The tension between basic civilian liberties and state control are evident in two stories today.
In Russia, security agencies are tightening the vise on free speech. Academics, environmentalists, and journalists are feeling the squeeze because any sharing of public information with foreigners is being called treason if it threatens, or seems to threaten, government interests (page 1).
In Indonesia, the military is attacking civilians seen as supporters of the independence movement in the resource-rich province of Aceh. This is despite pledges by President Abdurrahman Wahid to stop military abuses and to give Aceh back more oil-and-gas revenues (this page).
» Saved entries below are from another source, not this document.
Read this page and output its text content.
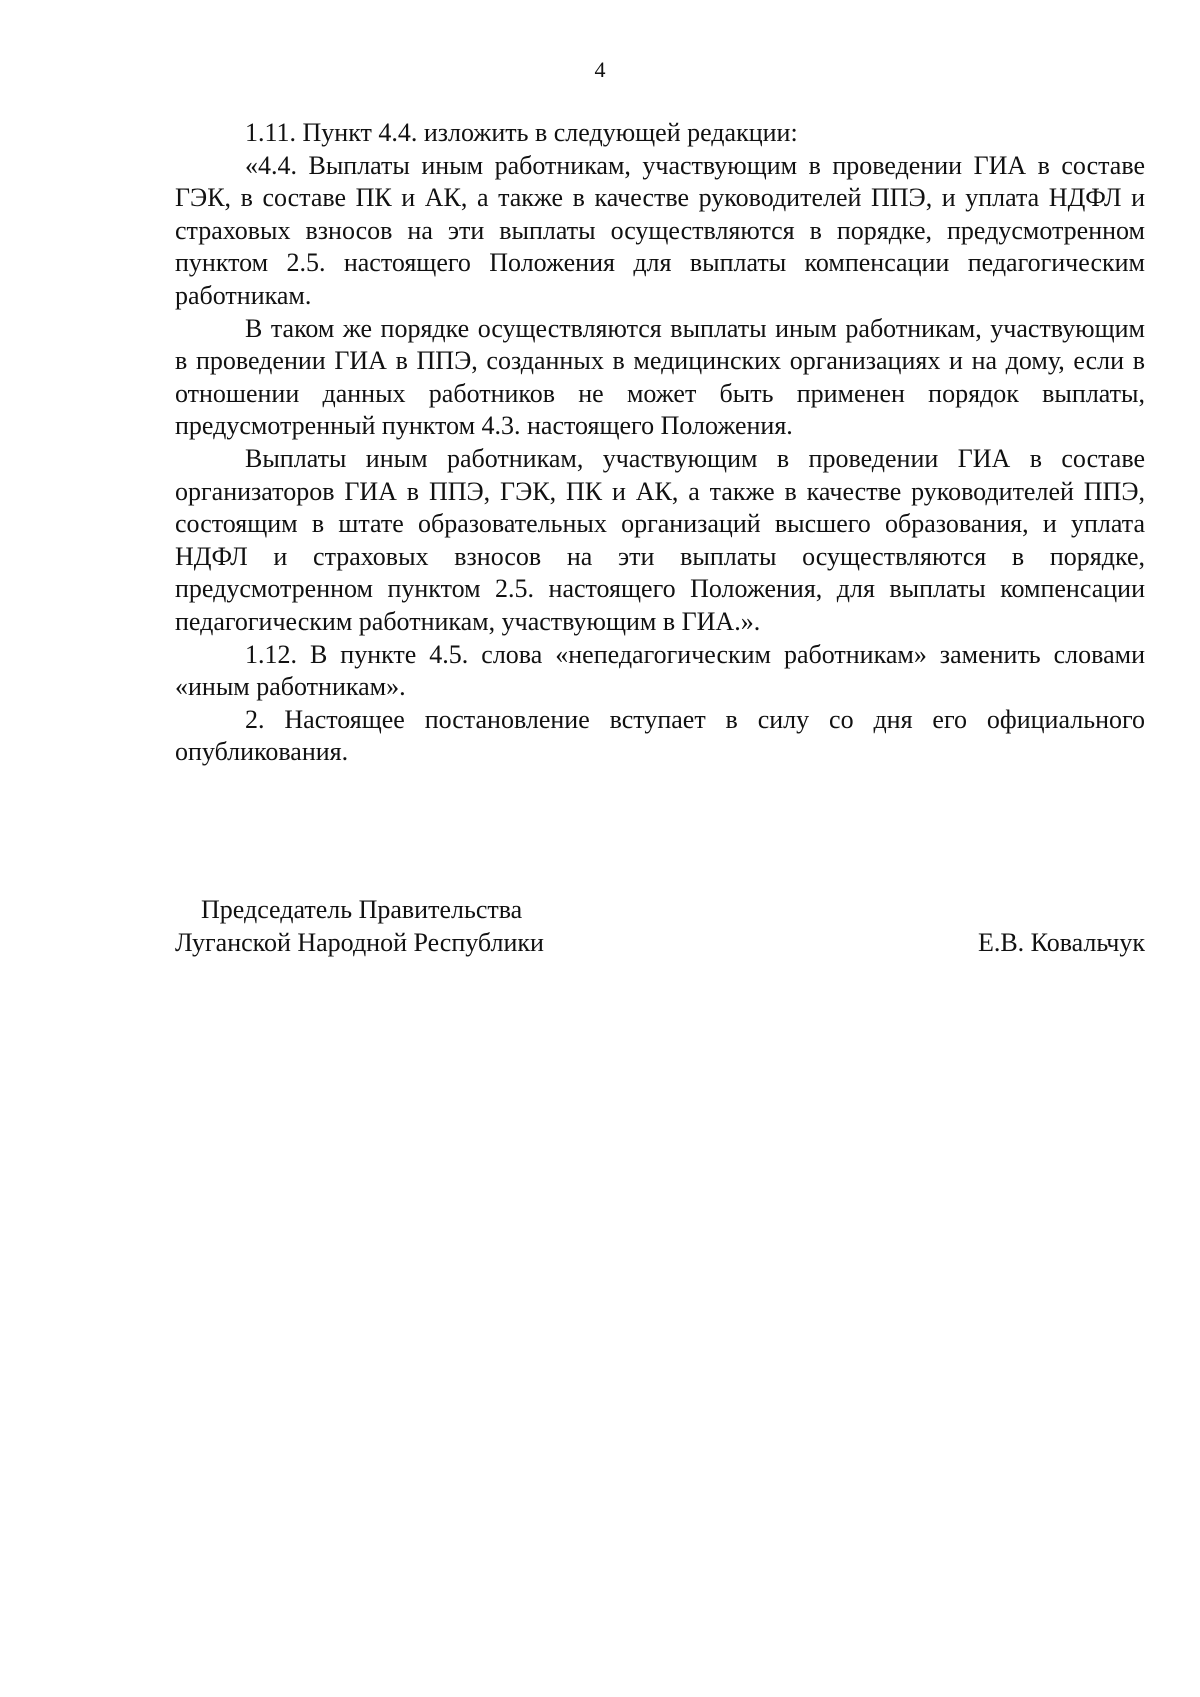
4

1.11. Пункт 4.4. изложить в следующей редакции:

«4.4. Выплаты иным работникам, участвующим в проведении ГИА в составе ГЭК, в составе ПК и АК, а также в качестве руководителей ППЭ, и уплата НДФЛ и страховых взносов на эти выплаты осуществляются в порядке, предусмотренном пунктом 2.5. настоящего Положения для выплаты компенсации педагогическим работникам.

В таком же порядке осуществляются выплаты иным работникам, участвующим в проведении ГИА в ППЭ, созданных в медицинских организациях и на дому, если в отношении данных работников не может быть применен порядок выплаты, предусмотренный пунктом 4.3. настоящего Положения.

Выплаты иным работникам, участвующим в проведении ГИА в составе организаторов ГИА в ППЭ, ГЭК, ПК и АК, а также в качестве руководителей ППЭ, состоящим в штате образовательных организаций высшего образования, и уплата НДФЛ и страховых взносов на эти выплаты осуществляются в порядке, предусмотренном пунктом 2.5. настоящего Положения, для выплаты компенсации педагогическим работникам, участвующим в ГИА.».

1.12. В пункте 4.5. слова «непедагогическим работникам» заменить словами «иным работникам».

2. Настоящее постановление вступает в силу со дня его официального опубликования.

Председатель Правительства
Луганской Народной Республики	Е.В. Ковальчук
David Clark Scott World editor
REPORTERS ON THE JOB...
DETOURED IN ACEH: On the day reporter Dan Murphy drove south from Banda Aceh to Lhokseumawe, Indonesia, about half of the route was cut off by Free Aceh Movement (GAM) rebels. It took about five minutes of fast talking for Dan's guide to persuade the rebels that Dan was not a government spy but a journalist. Still, they had to take the back roads. His five-hour detour gave him a window on the GAM's logistical coordination. Dan drove from village to village, and met with GAM intelligence officers holding Motorola two-way radios who directed locals to hop on a motorcycle and lead them to the next village.
"It's clear that in some parts of Aceh, GAM has developed a very close working relationship with the people. In the past, most folks were more neutral. But the cooperation is in part because the Indonesian military's abusive behavior has driven people to the GAM for some sense of protection," says Dan.
Follow-up on a Monitor story:
Remember Joe? Joe ("I am Canadian") has left Canada.
As reported in the Monitor on May 4, actor Jeff Douglas performed a 60-second "rant" in a beer commercial last year that galvanized Canadians into a patriotic fervor. But he has recently decamped for Los Angeles.